Easter Egg Hunt Cancelled, Helicopter Parenting Blamed

A popular Easter Egg hunt in Colorado was cancelled after the event ended in seconds last year; helicopter parents stole all the eggs.

A popular Easter egg hunt in Colorado has been cancelled this year. Organizers said the original intent of the event was to be a neighborhood event, allowing the children some fun and creating a sense of community. Last year, however, technical difficulties meant that there was no place to hide the eggs so they were placed in plain view on a stretch of grass for the children to run to. A lot of parents then skipped the rope barring them from the children’s area and snatched up the eggs to make sure their own child got one. Apparently it’s more important that their child get an egg than have fun competing for one. The hunt was over before the children with empty baskets got properly into the field.

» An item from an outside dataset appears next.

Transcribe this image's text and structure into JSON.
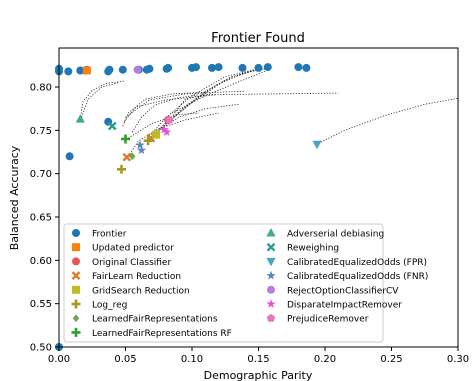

The ‘lucky’ children then got handed an egg by their parents.

“They couldn’t resist getting over the rope to help their kids,” said Ron Alsop, a former Wall Street Journal reporter and author of The Trophy Kids Grow Up, which examines the “millennial children” generation.

“That’s the perfect metaphor for millennial children. They (parents) can’t stay out of their children’s lives. They don’t give their children enough chances to learn from hard knocks, mistakes.”

This isn’t the first time events have been ruined by pushy helicopter parents and their effect is being seen beyond childhood through college and even into the job market. At least two New York companies now have ‘take your parent to work day’ for new recruits, presumably to address concerns of families and parents before they happen. Colleges have long since given up the fight against encouraging independence for their students to grow intellectually and socially and almost all now have parent orientations.

Alsop said that dynamic is at play with parents who hover over their children, even into adulthood.

“I don’t see any sign of it abating,” he said. “It seems everything is more and more and more competitive, fast paced, and I think parents are going to see they need to do more to help their kids get an edge.”

Comments


  1. Joe

    This is absolutely ridiculous. If not getting any eggs on an Easter Egg hunt is the worst thing that ever happens to these kids, they’d be still living a pretty good life. This need for parents to protect their children from even a whiff of failure is turning this generation into lazy layabouts.


    • Linda Brees

      This is ridiculous, I agree. I feel sad that the entire event had to be scrapped though. Maybe there should be a parent-free buffer zone instituted to prevent something like this from happening again.